Kırgız milli başlıkları ve kıyafetleri Kırgızların bütün kültür varlığını, geleneklerini, yaşadığı coğrafyayı, yaşadığı yerin iklim şartlarını en iyi yansıtan öğelerden biridir. Kırgızistan, zamana, küresel modaya ve teknolojik gelişmeye rağmen geleneksel yaşam tarzlarını ve bunların gerektirdiği el sanatları ürünlerini kullanarak geleneklerini yaşatmaya çalışmaktadır.  Kırgızlar eskiden kıyafetlerini yünden, deriden ve keçeden dikerlerdi. Göçebe hayat yaşadıkları için keçeyi her zaman kullanmışlardır. Kırgız kıyafetleri erkek, kadın ve çocuklar için farklı tasarlanmıştır. Eskiden kullandıkları simgelerin onları kötü ruhlardan, nazardan ve kötü sözden koruduğuna inanırlardı.

Bugün modern hayatlar içerisinde değişen anlayışla birlikte Kırgız kadını modern kıyafetler içerisinde görülürken özellikle geçmiş dönemlerde ve kırsal yaşamda, Kırgız halkının sosyal ve toplumsal hayatı içerisinde kullandıkları kıyafetlerin, özellikle de kadın kıyafetlerinin sosyolojik bir gösterge olduğu görülür. Örneğin giydiği kıyafetiyle, taktığı başlığıyla ya da saçındaki süsü ve örgüsü ile Kırgız kadının evli olup olmadığı anlaşılmaktadır. Evli bir kadın olarak Kırgız kadınının iki örgülü saçları vardır ve eleçek adı verilen başlığı giyer. Ayrıca yeni geline beyaz başörtüsü örtülür, beyaz gömlek giydirilir.

Eski Kırgızların (Yenisey Kırgızların) giyim kuşamı hakkındaki ilk bilgiler, Tan ailesine mensup Çin kaynaklarında bulunmaktadır.

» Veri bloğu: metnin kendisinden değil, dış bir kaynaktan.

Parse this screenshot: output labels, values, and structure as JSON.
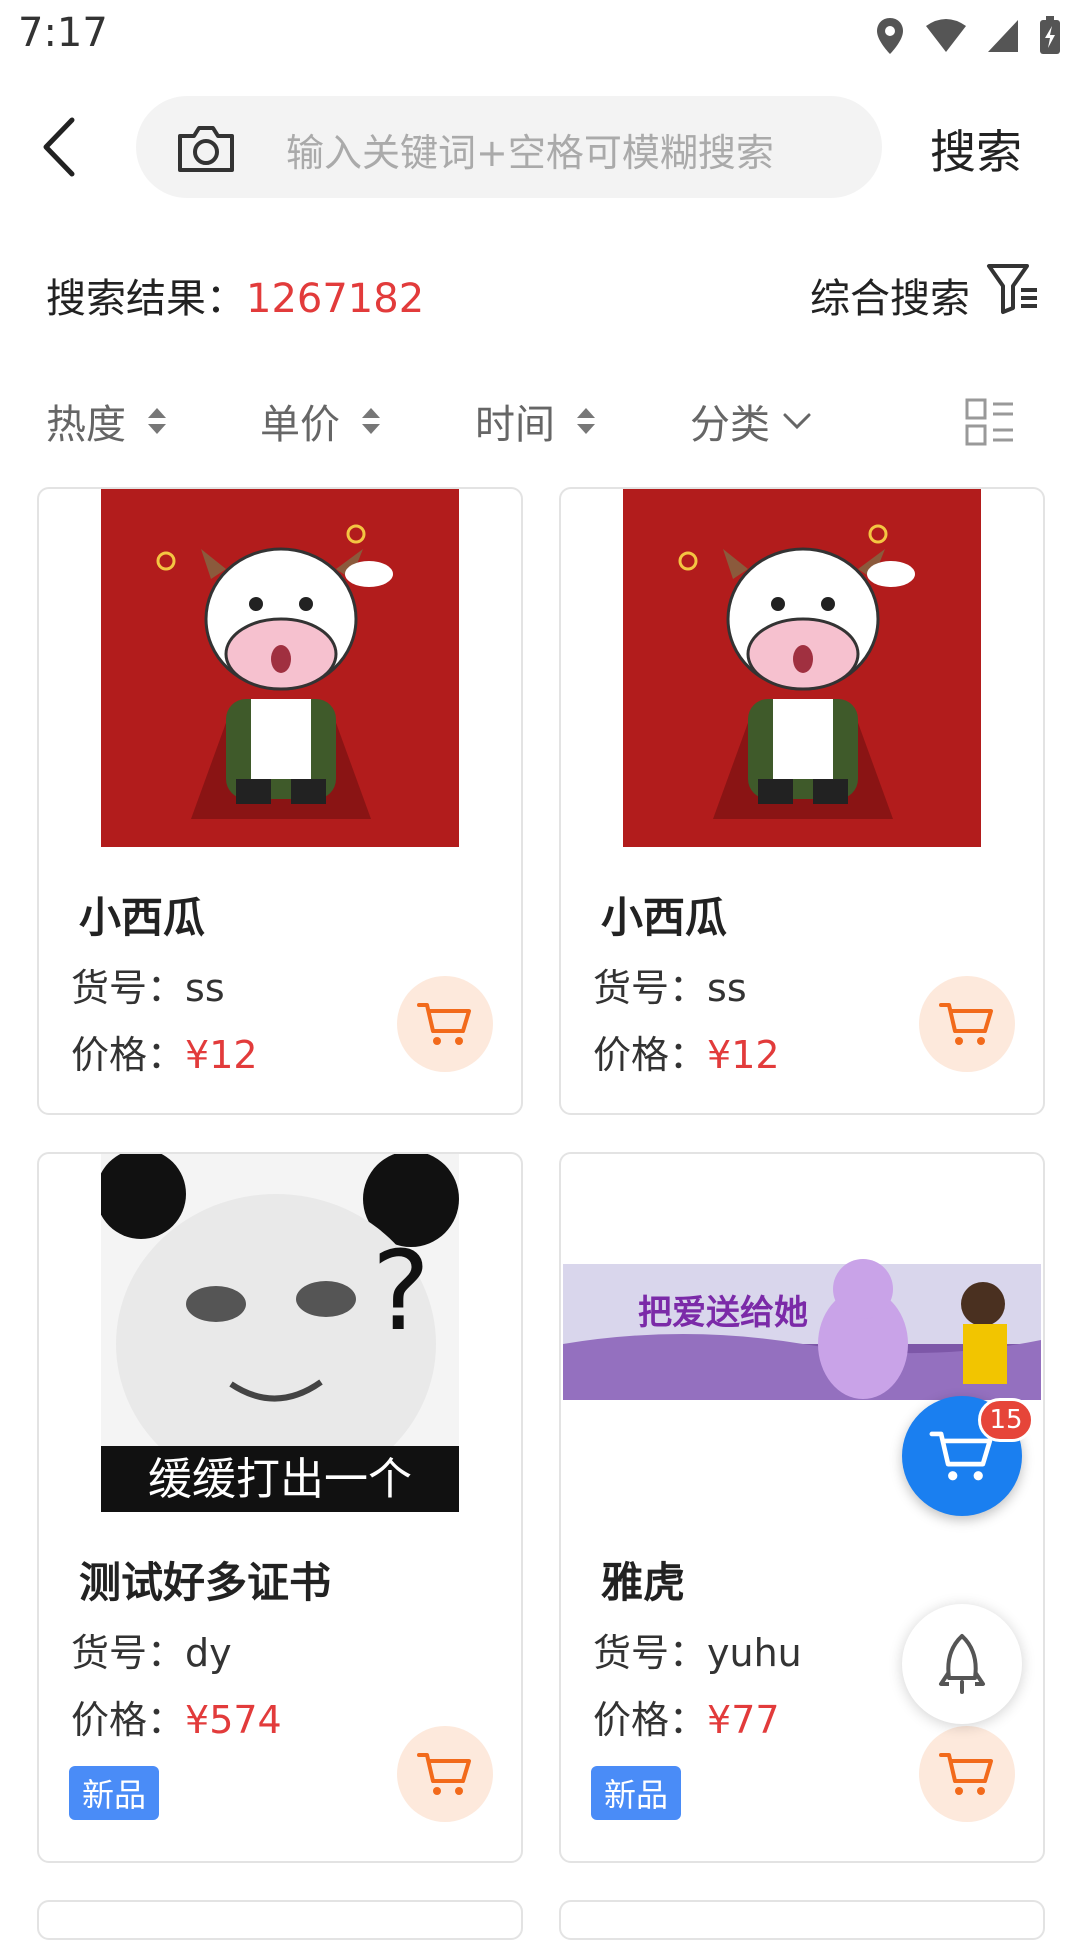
{
  "status": {
    "time": "7:17"
  },
  "search": {
    "placeholder": "输入关键词+空格可模糊搜索",
    "button_label": "搜索"
  },
  "results": {
    "label": "搜索结果：",
    "count": "1267182",
    "sort_label": "综合搜索"
  },
  "tabs": [
    {
      "label": "热度"
    },
    {
      "label": "单价"
    },
    {
      "label": "时间"
    },
    {
      "label": "分类"
    }
  ],
  "products": [
    {
      "name": "小西瓜",
      "sku_label": "货号：",
      "sku": "ss",
      "price_label": "价格：",
      "price": "¥12",
      "badge": "",
      "image": "cartoon-ox-image"
    },
    {
      "name": "小西瓜",
      "sku_label": "货号：",
      "sku": "ss",
      "price_label": "价格：",
      "price": "¥12",
      "badge": "",
      "image": "cartoon-ox-image"
    },
    {
      "name": "测试好多证书",
      "sku_label": "货号：",
      "sku": "dy",
      "price_label": "价格：",
      "price": "¥574",
      "badge": "新品",
      "image": "panda-meme-image",
      "image_text": "缓缓打出一个"
    },
    {
      "name": "雅虎",
      "sku_label": "货号：",
      "sku": "yuhu",
      "price_label": "价格：",
      "price": "¥77",
      "badge": "新品",
      "image": "teddy-bear-banner-image",
      "image_text": "把爱送给她"
    }
  ],
  "floating": {
    "cart_count": "15"
  },
  "colors": {
    "accent_red": "#e23b3b",
    "cart_blue": "#1a7ff0",
    "badge_blue": "#4a8cf7",
    "cart_bg": "#fde9dc",
    "cart_orange": "#f26a1b"
  }
}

Aile kitabı “Tan Şu” da Kırgız önderinin “Kışın sansar kürkünden yapılmış şapka,  yazın ise etekleri bükülmüş konik biçimli, altın kasnaklı şapka, diğerlerinin ise keçeden yapılma şapkaları giydiğini” yazmaktadır. Kırgız başlıklarının bu temel özellikleri 20. Yüzyılın başlarına kadar korunmuştur. Keçeden yapılan erkek başlığı ise, büyük bir olasılıkla Kırgız milli giysilerinin temel parçası olan kalpağın prototipidir. Arkeolojik ve tarihi kaynaklar, Kırgızların dışarıdan gelme kumaşlardan dikilen elbiseler, başlıklar giydiğinde şahitlik etmektedir. Özellikle Çin’den, Ön Asya ülkelerinden getirilen ipek ve simli kumaştan yapılan süslü elbiseleri, başlıkları giymişlerdir.

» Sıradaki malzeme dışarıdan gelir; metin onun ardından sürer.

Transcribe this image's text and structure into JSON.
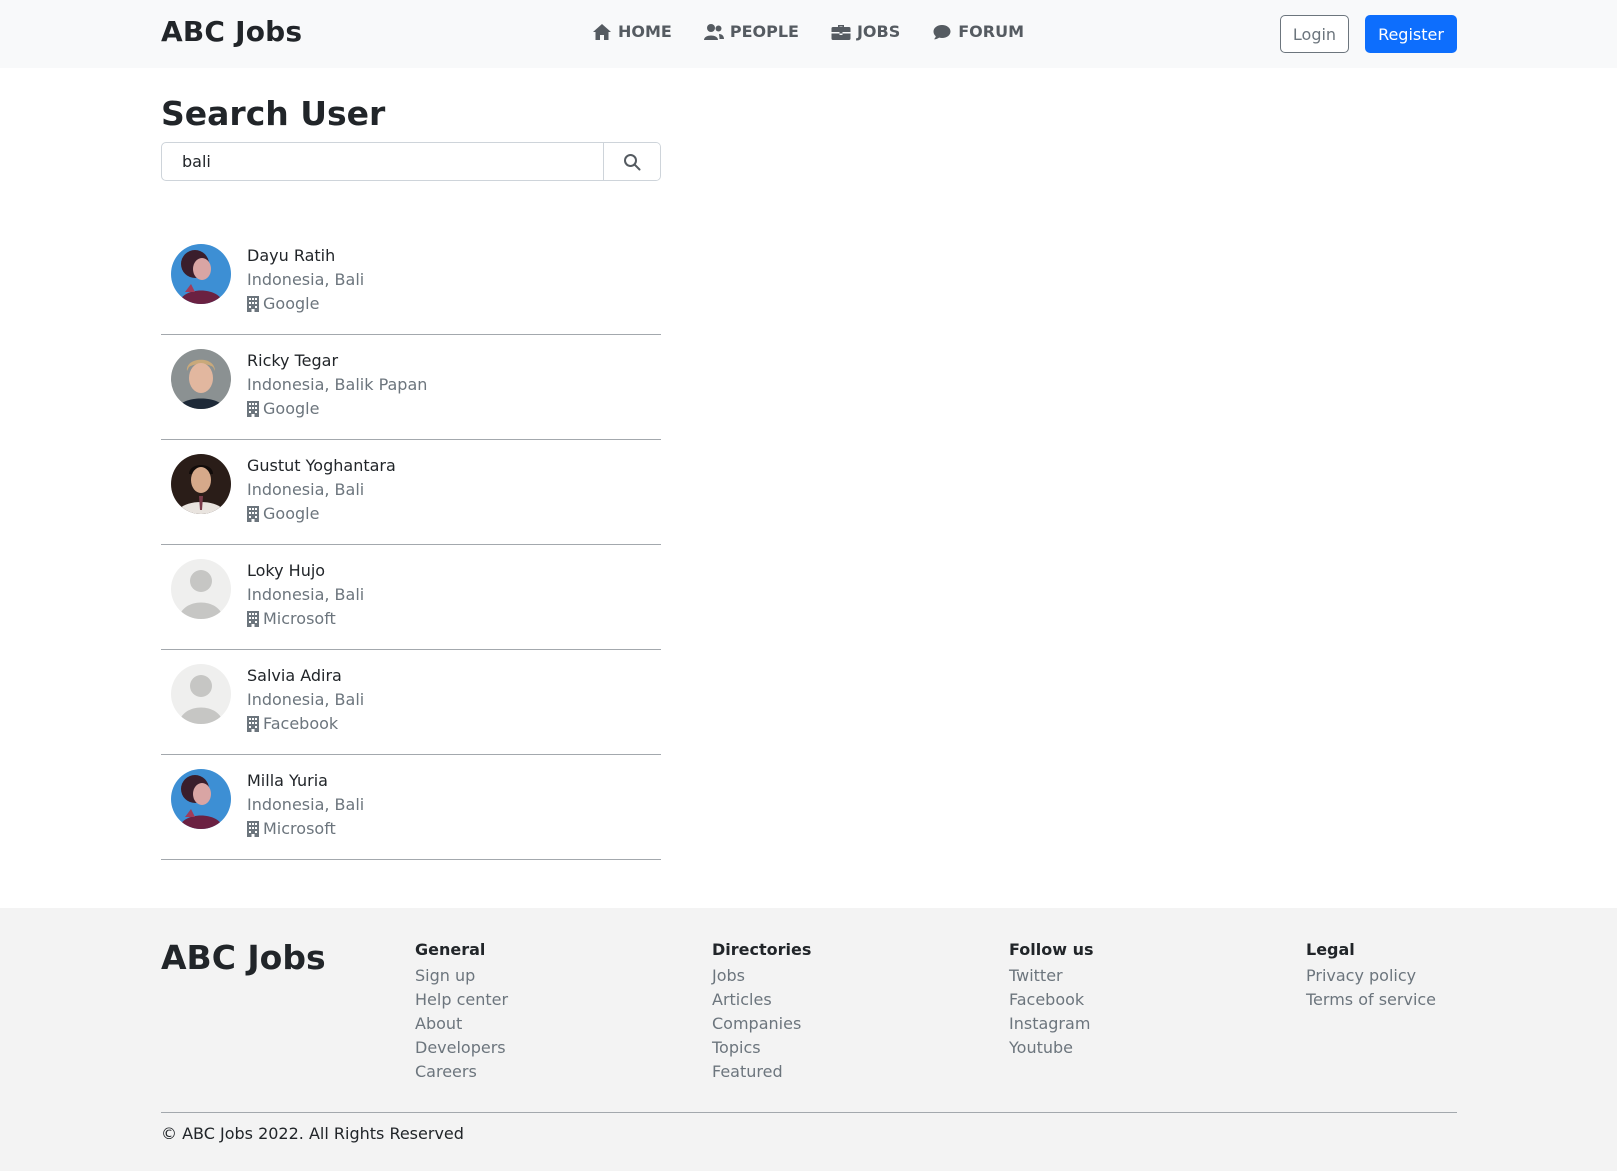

Başlıklarda kullanılan kürkün cinsi, malzeme ve renkleri yaşa, cinsiyete ve toplum içindeki hiyerarşiye göre değişiklik göstermekteydi. Başlıklar Kırgız iktisadi hayatının ve yaşam koşullarının gereği olarak eskiden çoğunlukla keçe ve koyun kürkünden yapılmaktaydı. Bunun yanında kadife, ipekli kumaşlar çuha ve saten de kullanılan diğer kumaşlardır.

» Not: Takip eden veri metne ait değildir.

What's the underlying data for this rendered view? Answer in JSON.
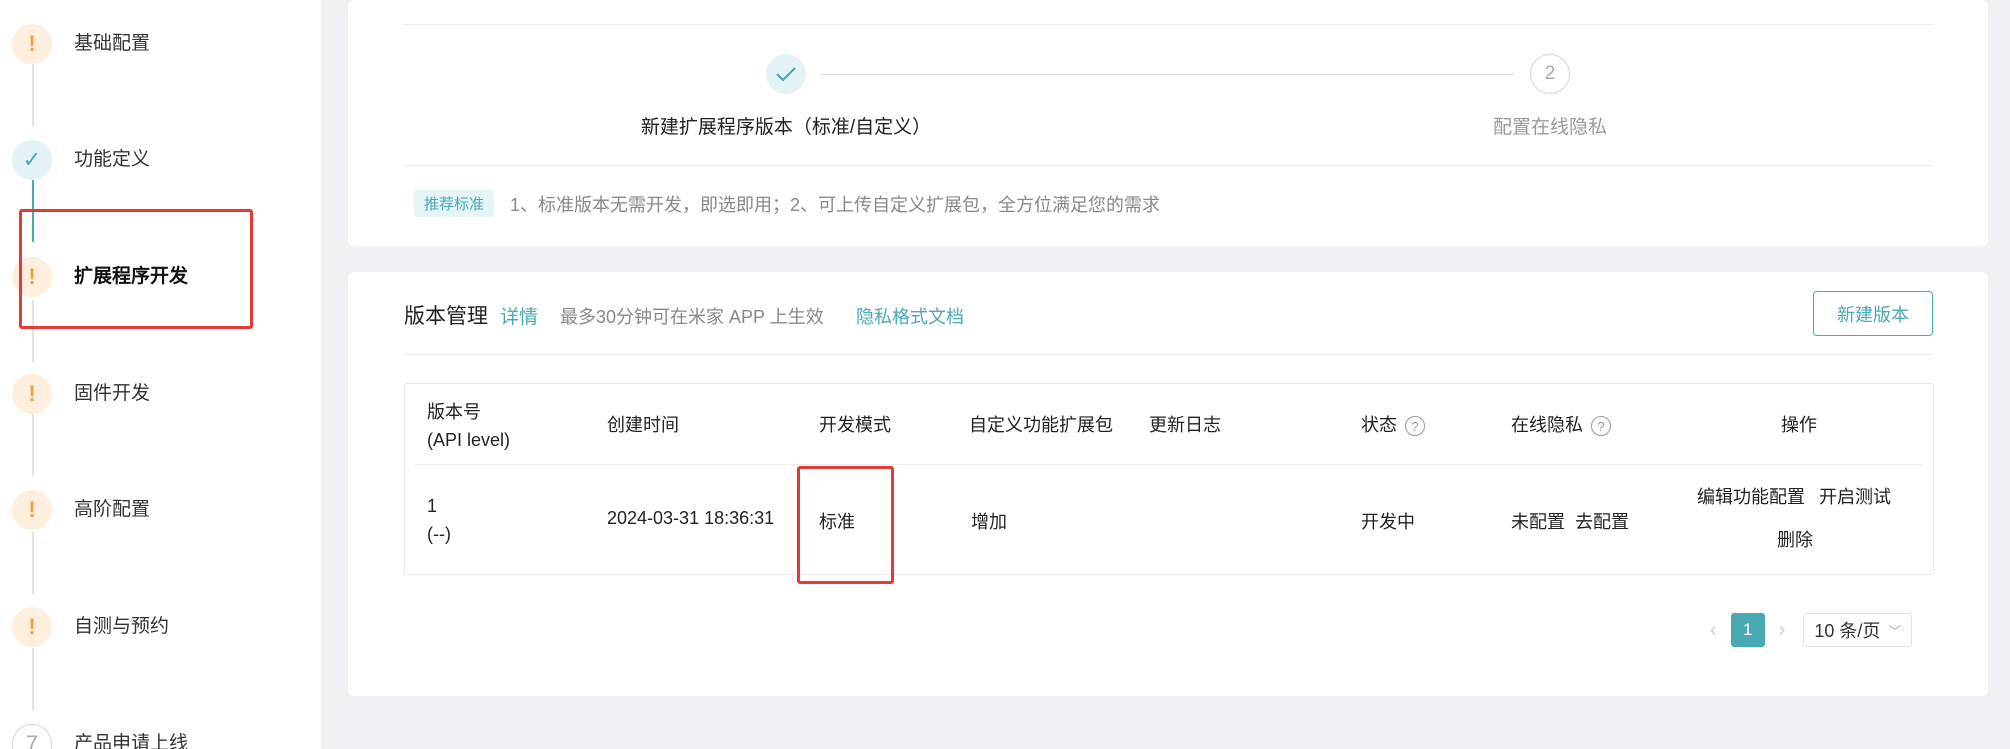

XIX. yüzyıl kaynakları liderler ile normal halkın giyim kuşamındaki farkları göstermektedirler. Liderler simli kumaş elbise ve kürkler ile süslenmiş keçe şapkalar giyerken; normal halk ise kaba yün kumaştan dikilmiş elbiseler giyiyor, keten kuşak kuşanıyor, şapkaları ise süssüz, yarı işlenmiş deriden yapılan çizmeler giyiyorlardı. Elbiseler genişçe açılıyor erkek ve kadın elbiselerinin kesimleri birbirlerine benziyordu. Ve yakaları şal yakaydı.

Genel olarak Kırgızistan’ın kuzeyinde “şökülö” giyilir. Şökülö başa giyilen, külah şeklinde bir başlıktır. Kırgızların ünlü destan kahramanlarından olan Manas’ın hanımlarının giydiğine inanılarak kutsallık boyutu katılmıştır. Şökülönün ünlü Tanrı Dağlarını temsil ettiği de söylenmektedir. Aynı zamanda ise Türklerin eski dini olan Gök Tanrı inancına dayanılarak Tanrı’yı simgelediğine de inanılır. Şökülöyü gelinler gelinliğin üstüne giyerler ve damat evine gidildiğinde ise çıkarılır. Şökülö Kırgızistan’ın kuzeyinde yoğun bir şekilde giyilmesinin yanı sıra güneyinde de giyilmektedir.

Örneğin Eleçek adı verilen başlık sadece orta yaş ve yaşlı kadınların giydiği başlıktır. Bu başlığı genç kızlar ya da yeni gelinler kesinlikle giymezler. Şökülö denilen başlık ise sadece gelinlerin giydiği başlıktır. Doppı denilen başlık ise küçük kızların giydiği başlıktır. Genç kızların başlıklarının ucunda tüy vardır. Bu tüy o kızın bekâr olduğunu gösterir. Bunun yanı sıra bekâr kızlar saçlarını en az iki adet olmak üzere örerler. Evliler ise başlarını ya bağlarlar ya da bir adet örerler. Bu şekilde saç örgülerinden de evli ya da bekâr olduğu anlaşılır. Erkekler “kalpak” adı verilen başlığı takarlar. Kalpakta yaş farkı yoktur.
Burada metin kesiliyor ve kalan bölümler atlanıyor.